За чаем разговорились. Он - художник. А его не признают, и талантом не считают. Он уже и сам в себя почти не верит. Но что делать, если, кажется, будто картины заперты у него внутри, и стучат, рвутся наружу. Не выпустить их - тебя разорвут. Она слушала и кивала. И понимала, что только она ему и может помочь.
- А боишься ли ты смерти? - спросила.
Он задумался. Долго молчал, наконец, ответил:
- Боюсь, - усмехнулся нервно. - Какая-то чертовщина со мной случается. Чуть под машину не попал, в бассейне едва не захлебнулся, и притом, что плаваю с трех лет, руки регулярно утюгом прижигаю, отравился тяжело... К чему бы все это?
- К смерти?
- Скажете тоже, бабушка...
- Скажу. Правду тебе скажу. Ходит смерть вокруг тебя, а ты от нее... Страшно ему, видите ли... Конечно, страшно. А что делать? Хочешь, чтобы на картины твои смотрели? Тогда умирай. Ждет тебя признание людское, но лишь после смерти.
- Так может, я подожду? Лет через сорок, тогда и умирать можно будет, - говорит, а у самого губы дрожат от страха. Понял он, понял, что дело не простое. Это тебе не бабушку через дорогу перевести, тут судьба твоя обрывается.
- Нет, сейчас. И жальче тебя, пока молодой. И самое лучшее ты уже сделал. Дальше только под уклон. Ну, решайся...
Он лег на пол, еще живой, еще теплый. Лег так, чтобы ей удобнее было.
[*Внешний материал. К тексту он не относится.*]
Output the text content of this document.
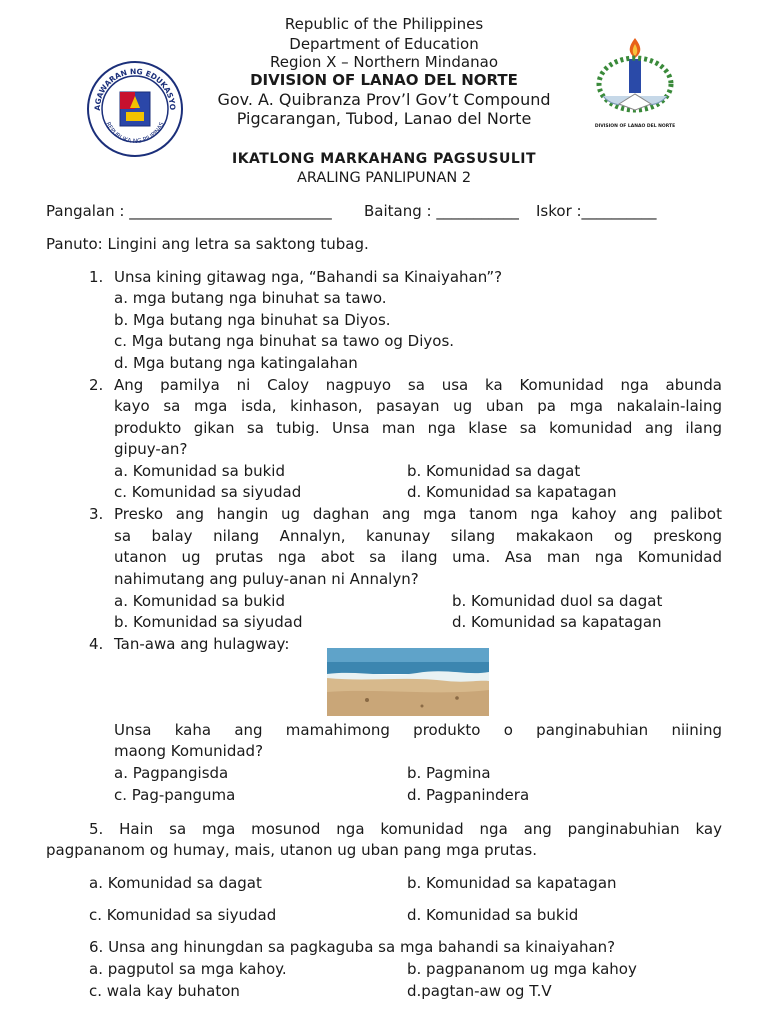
AGAWARAN NG EDUKASYO
REPUBLIKA NG PILIPINAS	DIVISION OF LANAO DEL NORTE
Republic of the Philippines
Department of Education
Region X – Northern Mindanao
DIVISION OF LANAO DEL NORTE
Gov. A. Quibranza Prov’l Gov’t Compound
Pigcarangan, Tubod, Lanao del Norte
IKATLONG MARKAHANG PAGSUSULIT
ARALING PANLIPUNAN 2
Pangalan : ___________________________ Baitang : ___________ Iskor :__________
Panuto: Lingini ang letra sa saktong tubag.
1. Unsa kining gitawag nga, “Bahandi sa Kinaiyahan”?
a. mga butang nga binuhat sa tawo.
b. Mga butang nga binuhat sa Diyos.
c. Mga butang nga binuhat sa tawo og Diyos.
d. Mga butang nga katingalahan
2. Ang pamilya ni Caloy nagpuyo sa usa ka Komunidad nga abunda
kayo sa mga isda, kinhason, pasayan ug uban pa mga nakalain-laing
produkto gikan sa tubig. Unsa man nga klase sa komunidad ang ilang
gipuy-an?
a. Komunidad sa bukid	b. Komunidad sa dagat
c. Komunidad sa siyudad	d. Komunidad sa kapatagan
3. Presko ang hangin ug daghan ang mga tanom nga kahoy ang palibot
sa balay nilang Annalyn, kanunay silang makakaon og preskong
utanon ug prutas nga abot sa ilang uma. Asa man nga Komunidad
nahimutang ang puluy-anan ni Annalyn?
a. Komunidad sa bukid	b. Komunidad duol sa dagat
b. Komunidad sa siyudad	d. Komunidad sa kapatagan
4. Tan-awa ang hulagway:
Unsa kaha ang mamahimong produkto o panginabuhian niining
maong Komunidad?
a. Pagpangisda	b. Pagmina
c. Pag-panguma	d. Pagpanindera
5. Hain sa mga mosunod nga komunidad nga ang panginabuhian kay
pagpananom og humay, mais, utanon ug uban pang mga prutas.
a. Komunidad sa dagat	b. Komunidad sa kapatagan
c. Komunidad sa siyudad	d. Komunidad sa bukid
6. Unsa ang hinungdan sa pagkaguba sa mga bahandi sa kinaiyahan?
a. pagputol sa mga kahoy.	b. pagpananom ug mga kahoy
c. wala kay buhaton	d.pagtan-aw og T.V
Она левую руку ему на грудь положила, правую на живот.
- Чуть надавлю, отойдет душа твоя, ты не пугайся, не больно будет.
Он закрыл глаза, приготовился к смерти, совсем как первый, и как второй. Второй просил ее:
- Если любишь меня, как говоришь, исторгни мою душу. Нет сил, дольше жить. Помоги.
А она разводила руками:
- Твое время еще не пришло.
И для него ничего не смогла сделать. Он выгнал ее. Разозлился и выгнал, выгнал Смерть. Не появляйся здесь больше, - сказал. И она шла и кляла себя за бессилие, за безволие и еще за сотню того, чего у нее не было. Не позаботился отец-создатель. Или позаботился? Кто поймет их, бессмертных?
Она пришла к нему через двадцать лет.
- Ну, что, смерть, все-таки, по-моему, вышло? - сказал и скривил рот в предсмертной гримасе, так и умер с кривым ртом.
А этот красиво отходить будет. Ишь, побледнел как, губы кусает, ресницами трепещет, но глаза открыть боится. Ангелом во гробу лежать будет. Может, и станет ангелом. Там художники нужны, свод небесный расписывать, узоры закатов придумывать. Будет ему работа. И надавила руками на грудь его и живот. С легкостью душа скользнула между зубов, облачком изо рта вытянулась, поднялась к потолку и пропала. Ушла.
В последнем расходном журнале, который она попросила оставить, - чистых страниц еще половина, - записала облик души и дату. Вздохнула, а я уйду, кто-нибудь всплакнет или вздохнут с облегчением, слава Богу, избавились? Смерть, она ведь тоже не навсегда. Смертная она, как и все земное. Только живучая, потому и кажется, что вечная.